Transcranial magnetic stimulation (TMS) is a moderately effective treatment for motor symptoms of Parkinson's disease, particularly when applied to the primary motor cortex or supplementary motor area, as shown in a study by Murdoch et al. 1.

Key Points

  • TMS can provide temporary improvement in motor function for some patients, with benefits including reduced tremor, improved gait, and better movement control.
  • The benefits of TMS typically last from several weeks to months after treatment sessions, with some studies suggesting that maintenance sessions may be needed to sustain benefits.
  • TMS works by using magnetic fields to stimulate specific brain regions, potentially enhancing dopaminergic activity and modulating neural circuits affected by Parkinson's disease.
  • However, results vary significantly between individuals, and TMS is generally considered an adjunctive therapy rather than a replacement for medication (like levodopa) or deep brain stimulation.

Treatment Considerations

  • Standard protocols for TMS often involve multiple sessions (10-15) over 2-4 weeks.
  • Patients should discuss this option with their neurologist to determine if it's appropriate for their specific condition and symptom profile.
  • Optimization of antiparkinsonian treatment should be advised to ameliorate motor symptoms that contribute to dysphagia in PD patients, as recommended by the ESPEN guideline 1.

Diagnosis and Imaging

  • Correctly diagnosing a Parkinsonian syndrome on clinical features alone can be challenging, and imaging remains an essential diagnostic tool in the evaluation of a patient presenting with Parkinsonian symptoms, as noted in the ACR Appropriateness Criteria 1.
  • The clinical presentation of PD is characterized by resting tremor, bradykinesia, and rigidity, and is related to progressive degeneration of the dopaminergic neurons in the substantia nigra projecting to the striatum.

From the Research

Effectiveness of Transcranial Magnetic Resonance (MRI) in Treating Motor Symptoms of Parkinson's Disease

  • There are no research papers to assist in answering this question as the provided studies do not mention the use of transcranial magnetic resonance (MRI) in treating motor symptoms of Parkinson's disease.
  • However, the studies discuss various other treatments for motor symptoms of Parkinson's disease, including pharmacologic and nonpharmacologic approaches 2, 3, 4.
  • Deep brain stimulation is mentioned as an effective treatment for motor symptoms in advanced Parkinson's disease 3, 4, 5.
  • Other treatments mentioned include levodopa, dopamine agonists, and exercise-based movement strategy training 2, 3, 4, 6.
  • The studies emphasize the importance of a tailored approach to treating Parkinson's disease, taking into account the individual patient's symptoms and needs 2, 3, 4, 6, 5.

References

Guideline

Guideline Directed Topic Overview

Dr.Oracle Medical Advisory Board & Editors, 2025

Research

Treating the Motor Symptoms of Parkinson Disease.

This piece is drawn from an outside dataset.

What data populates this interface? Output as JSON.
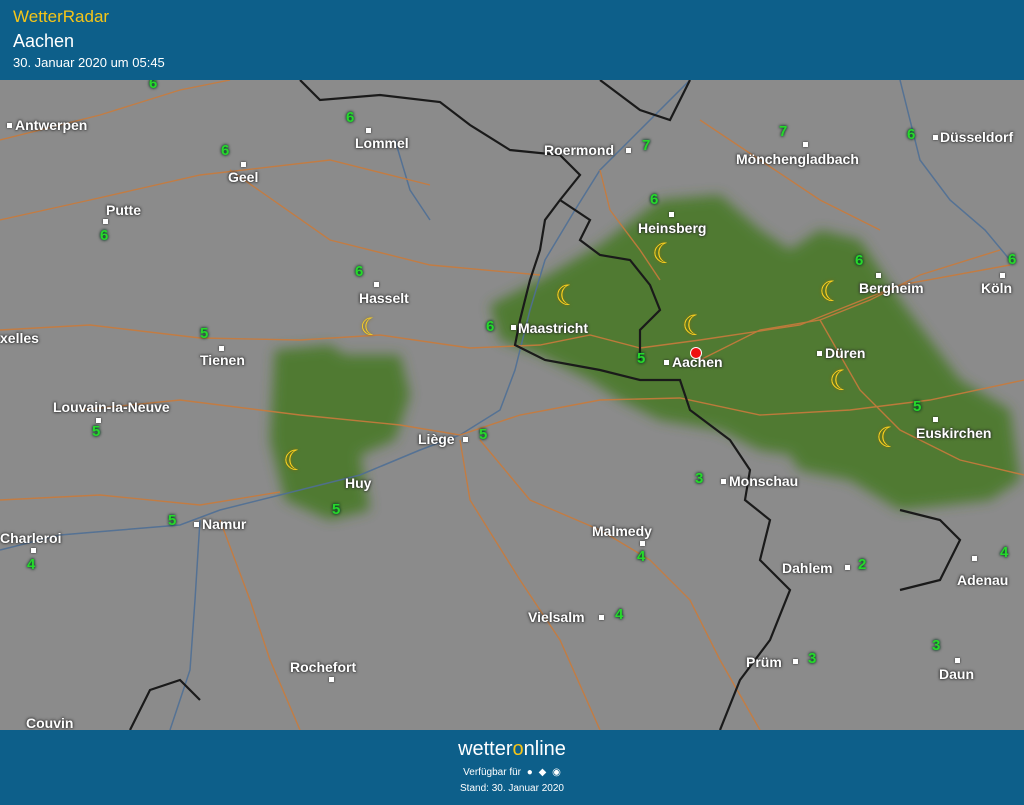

Continuum (Minneapolis, Minn.), 2016

Research

Device-Aided Treatment Strategies in Advanced Parkinson's Disease.

International review of neurobiology, 2017

Professional Medical Disclaimer

This information is intended for healthcare professionals. Any medical decision-making should rely on clinical judgment and independently verified information. The content provided herein does not replace professional discretion and should be considered supplementary to established clinical guidelines. Healthcare providers should verify all information against primary literature and current practice standards before application in patient care. Dr.Oracle assumes no liability for clinical decisions based on this content.